1.2 million borrowers still at risk of mortgage stress, as RBA holds rate
The survey of 1000 people by comparison company Finder revealed the number of borrowers who spend more than 30 per cent of their after-tax income on mortgage repayments has fallen from nearly 50 per cent in February to just over one-third.
The definition of mortgage stress is when a large portion of your income - typically 30 per cent - is spent on your mortgage, leaving little for everyday expenses and unexpected costs.
The latest analysis by Finder revealed 37 per cent of homeowners are spending more than 30 per cent of their household income on mortgage payments, compared to 47 per cent in February.
That's 1.2 million borrowers who are still at risk of mortgage stress - down from 1.55 million earlier this year.
Finder's most recent analysis showing almost one in five (19 per cent) spend more than 40 per cent of their household income on mortgage repayments.
Even more startling is that seven per cent of borrowers are spending more than half of their income on home repayments.
Meanwhile, Finder's Consumer Sentiment Tracker reveals 13 per cent of households have missed at least one mortgage repayment in the past six months.
Despite the shocking statistics, Finder home loans expert Richard Whitten, says mortgage holders are under significantly less financial strain since the rate cuts in February and May.
"The loan to income ratio is improving with thousands of homeowners getting relief when they need it most," Whitten said.
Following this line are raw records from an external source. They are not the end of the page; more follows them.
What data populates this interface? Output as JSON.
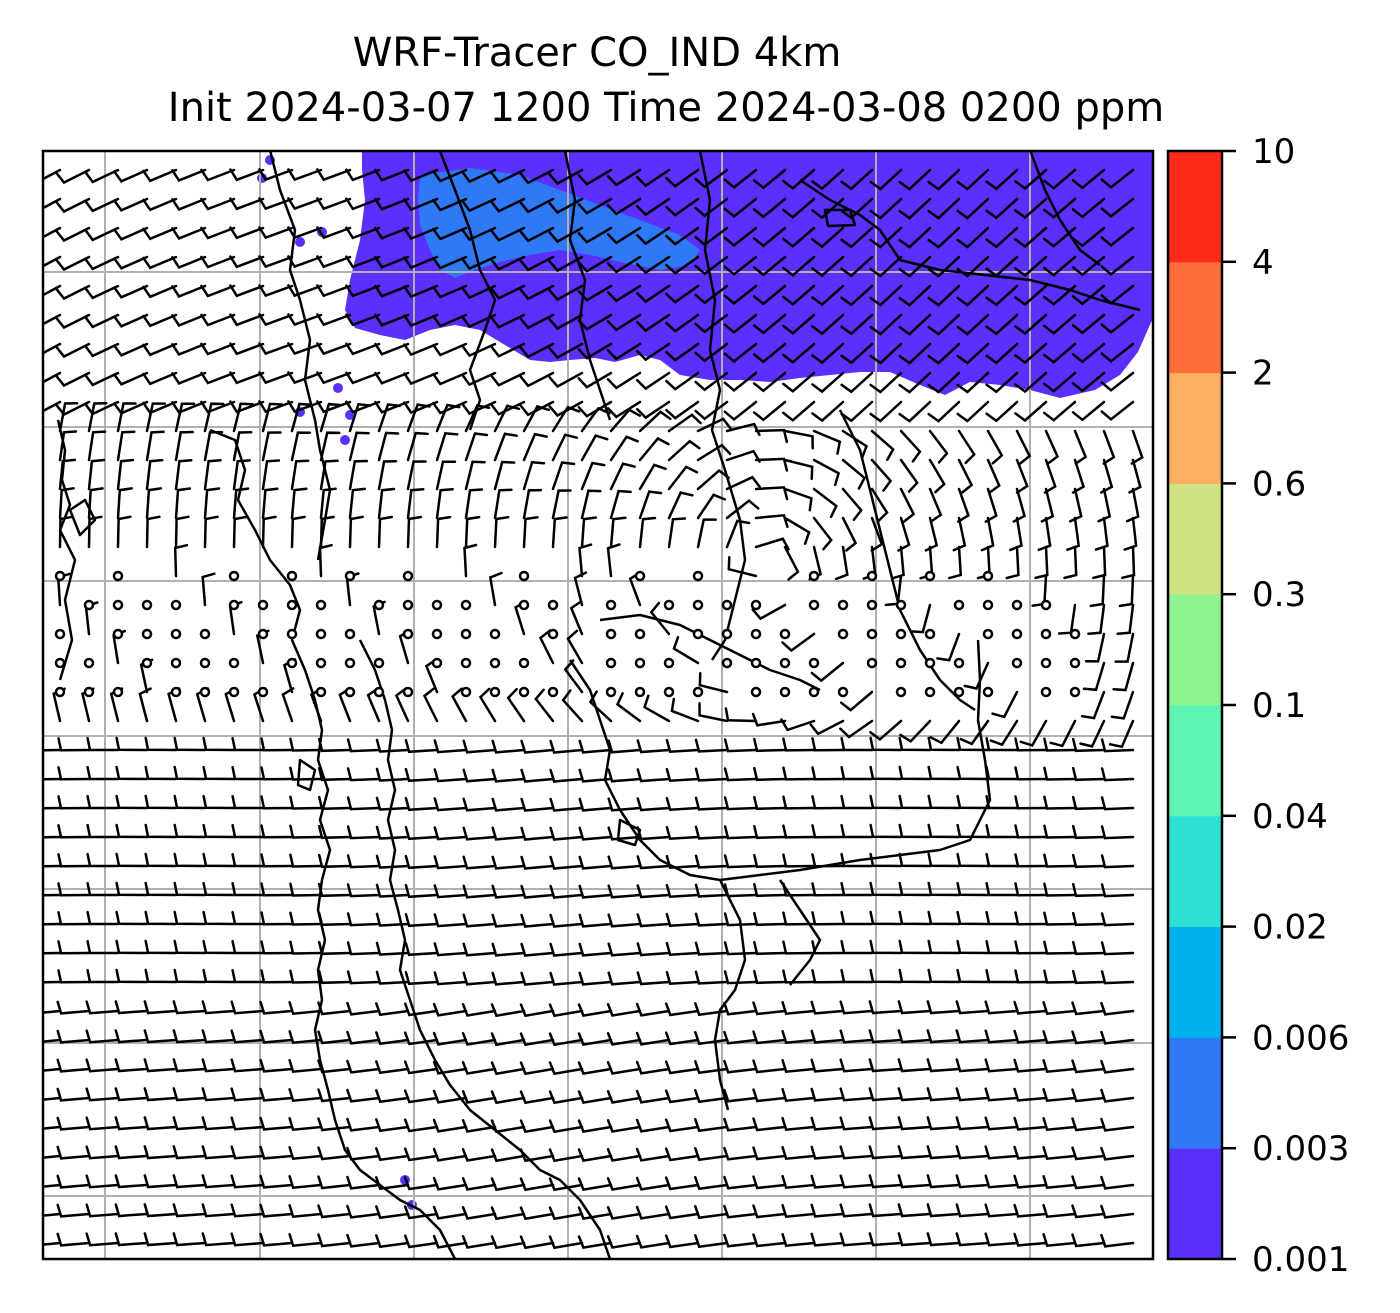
{
  "title": {
    "line1": "WRF-Tracer CO_IND 4km",
    "line2": "Init 2024-03-07 1200 Time 2024-03-08 0200 ppm"
  },
  "colorbar": {
    "levels": [
      "0.001",
      "0.003",
      "0.006",
      "0.02",
      "0.04",
      "0.1",
      "0.3",
      "0.6",
      "2",
      "4",
      "10"
    ],
    "colors": [
      "#5b2ffc",
      "#2f79f6",
      "#00b2ec",
      "#2fe0d2",
      "#5ef5b4",
      "#8ff48f",
      "#cfe283",
      "#fdae61",
      "#ff6e3a",
      "#ff2a18"
    ]
  },
  "map": {
    "plume_color": "#5b2ffc",
    "plume_core_color": "#2f79f6",
    "grid_color": "#b0b0b0",
    "coast_color": "#000000",
    "barb_color": "#000000",
    "calm_marker": "circle"
  }
}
"This shift marks a turning point - for the first time in years, many households are finally able to breathe financially," he added.
The survey found two thirds of borrowers (63 per cent) are now spending less than 30 per cent of their income on mortgage payments, compared to 53 per cent in February.
While the average Australian mortgage holder spends 28 per cent of their after-tax income on their mortgage - just below the recommended threshold of 30 per cent.
However, Whitten was quick to add that many households will be relying on further rate cuts to ease financial pressure.
"Low mortgage stress doesn't mean everyone is suddenly flush with cash," he said.
"While the two rate drops so far in 2025 have provided some relief month to month, many families are still living pay cheque to pay cheque.
"The fact that over a million borrowers are still stretched shows we're not out of the woods - but the worst may be behind us," he said.
Whitten encouraged borrowers to explore refinancing as lenders drop their rates.
"Refinancing to a cheaper loan could put hundreds of dollars back in homeowners' pockets each month - a simple move that can ease pressure and keep repayments on track," he said.